Однако на сей раз сбить наркома инквизиции не удалось.
— Боялись, как бы он их не разоблачил на процессе в Гааге…
— В какой Гааге?.. — страшно раскрывая глаза, угрожающе переспросил Партиарх. — Ты… Ты соображаешь, что говоришь? Да чтобы мы… любимца партии, любимца народа… выдали этим собакам империалистам? Этим еретикам?..
— Нет, мы-то, понятно, выдавать не хотели… — поспешил объясниться Питирим. — А в Баклужино думали, что выдадим… Ну и выкрали…
— М-да?.. — Порфирий подумал. — А в чем он собирался их разоблачать?
— Преступления подберем… Фактуры хватает…
— Почему не разоблачил раньше?
— Так ведь Гаага же… — тонко заметил митрозамполит. — Мировая огласка…
Партиарх помычал, в сомнении качнул головой:
— Тогда выходит — Африкан сам должен был потребовать суда…

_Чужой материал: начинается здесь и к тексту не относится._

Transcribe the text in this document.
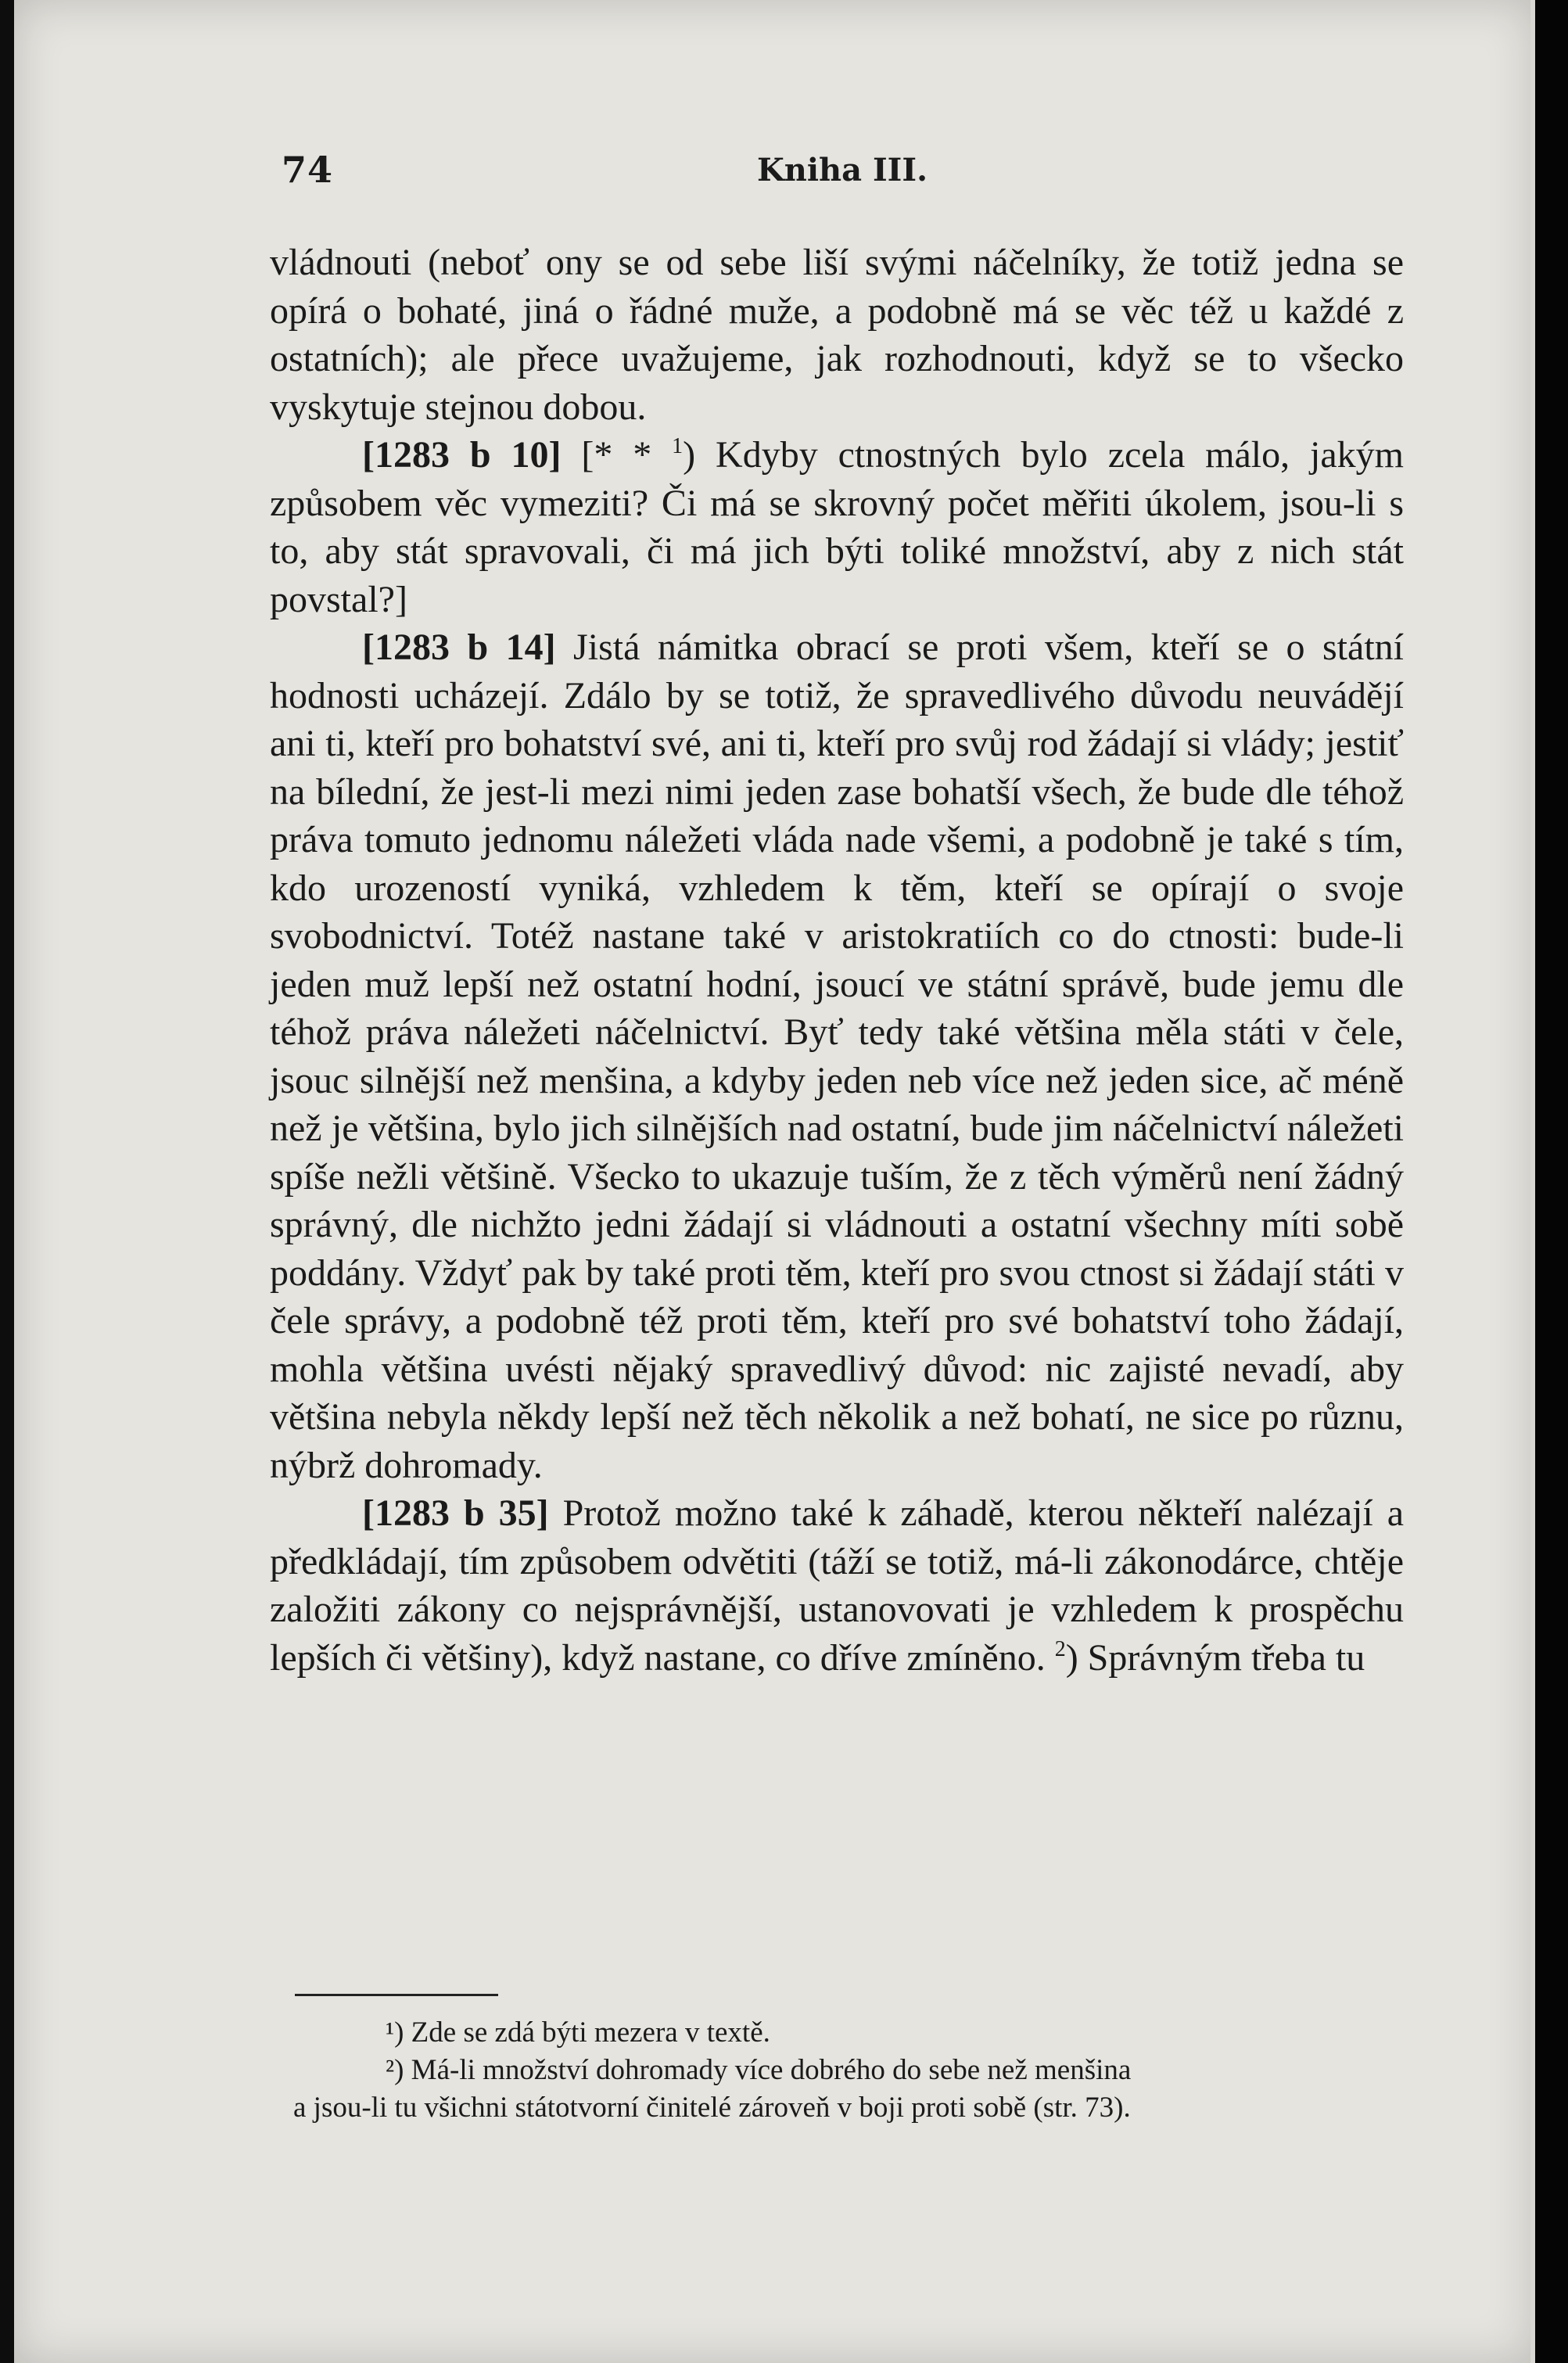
74	Kniha III.

vládnouti (neboť ony se od sebe liší svými náčelníky, že totiž jedna se opírá o bohaté, jiná o řádné muže, a podobně má se věc též u každé z ostatních); ale přece uvažujeme, jak rozhodnouti, když se to všecko vyskytuje stejnou dobou.

[1283 b 10] [* * $^1$) Kdyby ctnostných bylo zcela málo, jakým způsobem věc vymeziti? Či má se skrovný počet měřiti úkolem, jsou-li s to, aby stát spravovali, či má jich býti toliké množství, aby z nich stát povstal?]

[1283 b 14] Jistá námitka obrací se proti všem, kteří se o státní hodnosti ucházejí. Zdálo by se totiž, že spravedlivého důvodu neuvádějí ani ti, kteří pro bohatství své, ani ti, kteří pro svůj rod žádají si vlády; jestiť na bílední, že jest-li mezi nimi jeden zase bohatší všech, že bude dle téhož práva tomuto jednomu náležeti vláda nade všemi, a podobně je také s tím, kdo urozeností vyniká, vzhledem k těm, kteří se opírají o svoje svobodnictví. Totéž nastane také v aristokratiích co do ctnosti: bude-li jeden muž lepší než ostatní hodní, jsoucí ve státní správě, bude jemu dle téhož práva náležeti náčelnictví. Byť tedy také většina měla státi v čele, jsouc silnější než menšina, a kdyby jeden neb více než jeden sice, ač méně než je většina, bylo jich silnějších nad ostatní, bude jim náčelnictví náležeti spíše nežli většině. Všecko to ukazuje tuším, že z těch výměrů není žádný správný, dle nichžto jedni žádají si vládnouti a ostatní všechny míti sobě poddány. Vždyť pak by také proti těm, kteří pro svou ctnost si žádají státi v čele správy, a podobně též proti těm, kteří pro své bohatství toho žádají, mohla většina uvésti nějaký spravedlivý důvod: nic zajisté nevadí, aby většina nebyla někdy lepší než těch několik a než bohatí, ne sice po různu, nýbrž dohromady.

[1283 b 35] Protož možno také k záhadě, kterou někteří nalézají a předkládají, tím způsobem odvětiti (táží se totiž, má-li zákonodárce, chtěje založiti zákony co nejsprávnější, ustanovovati je vzhledem k prospěchu lepších či většiny), když nastane, co dříve zmíněno. $^2$) Správným třeba tu

¹) Zde se zdá býti mezera v textě.
²) Má-li množství dohromady více dobrého do sebe než menšina
a jsou-li tu všichni státotvorní činitelé zároveň v boji proti sobě (str. 73).
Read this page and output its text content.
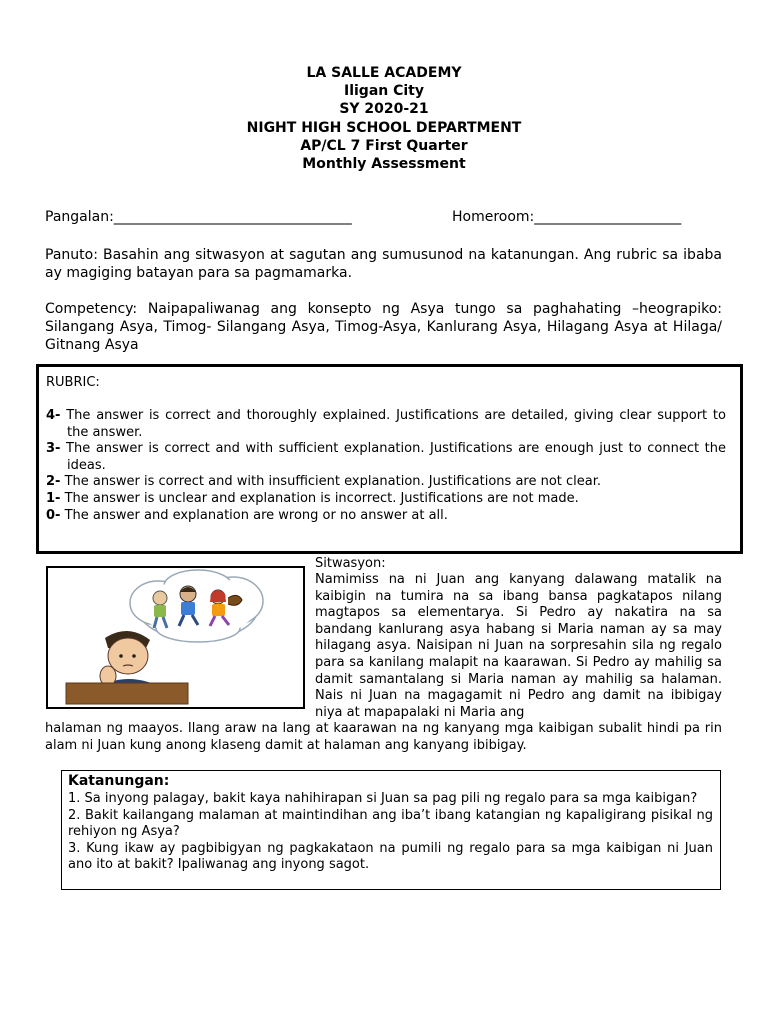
LA SALLE ACADEMY
Iligan City
SY 2020-21
NIGHT HIGH SCHOOL DEPARTMENT
AP/CL 7 First Quarter
Monthly Assessment
Pangalan:__________________________________	Homeroom:_____________________
Panuto: Basahin ang sitwasyon at sagutan ang sumusunod na katanungan. Ang rubric sa ibaba ay magiging batayan para sa pagmamarka.
Competency: Naipapaliwanag ang konsepto ng Asya tungo sa paghahating –heograpiko: Silangang Asya, Timog- Silangang Asya, Timog-Asya, Kanlurang Asya, Hilagang Asya at Hilaga/ Gitnang Asya
RUBRIC:
4- The answer is correct and thoroughly explained. Justifications are detailed, giving clear support to the answer.
3- The answer is correct and with sufficient explanation. Justifications are enough just to connect the ideas.
2- The answer is correct and with insufficient explanation. Justifications are not clear.
1- The answer is unclear and explanation is incorrect. Justifications are not made.
0- The answer and explanation are wrong or no answer at all.
Sitwasyon:
Namimiss na ni Juan ang kanyang dalawang matalik na kaibigin na tumira na sa ibang bansa pagkatapos nilang magtapos sa elementarya. Si Pedro ay nakatira na sa bandang kanlurang asya habang si Maria naman ay sa may hilagang asya. Naisipan ni Juan na sorpresahin sila ng regalo para sa kanilang malapit na kaarawan. Si Pedro ay mahilig sa damit samantalang si Maria naman ay mahilig sa halaman. Nais ni Juan na magagamit ni Pedro ang damit na ibibigay niya at mapapalaki ni Maria ang
halaman ng maayos. Ilang araw na lang at kaarawan na ng kanyang mga kaibigan subalit hindi pa rin alam ni Juan kung anong klaseng damit at halaman ang kanyang ibibigay.
Katanungan:
1. Sa inyong palagay, bakit kaya nahihirapan si Juan sa pag pili ng regalo para sa mga kaibigan?
2. Bakit kailangang malaman at maintindihan ang iba’t ibang katangian ng kapaligirang pisikal ng rehiyon ng Asya?
3. Kung ikaw ay pagbibigyan ng pagkakataon na pumili ng regalo para sa mga kaibigan ni Juan ano ito at bakit? Ipaliwanag ang inyong sagot.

— А он и требовал!.. — со всей убежденностью подхватил Питирим. — Хотел явиться в Гаагу добровольно, а мы его не пускали… боясь за его безопасность…
Партиарх призадумался.
— Труп нужен, — сурово молвил он наконец.
— Нужен… — сокрушенно подтвердил Питирим.
— А спросят: где взяли?
— Выкрали из баклужинских застенков…
— То есть сами признаемся, что наш спецназ шурует на их территории?
— Ну почему же спецназ?.. Местные патриоты выкрали — и нам передали…
— Хм… — сказал Партиарх. Все еще колебался. — Ну а умерщвлять-то как собираешься? — прямо спросил он.
Питирим крякнул. Честно сказать, задача казалась ему неразрешимой. Пока Африкан жив, статуса чудотворца его никак не лишишь! А пока у него статус чудотворца — покушаться нет смысла: ни пулей не достанешь, ни ножом…
— Н-ну, может быть… как-нибудь все-таки… вычеркнуть его из списка?.. — с надеждой молвил он.
— Как?.. — сдавленно спросил Партиарх. — Как ты это сделаешь без огласки?.. А в него три четверти избирателей верят!.. Хочешь их переубедить? Иди — переубеждай!..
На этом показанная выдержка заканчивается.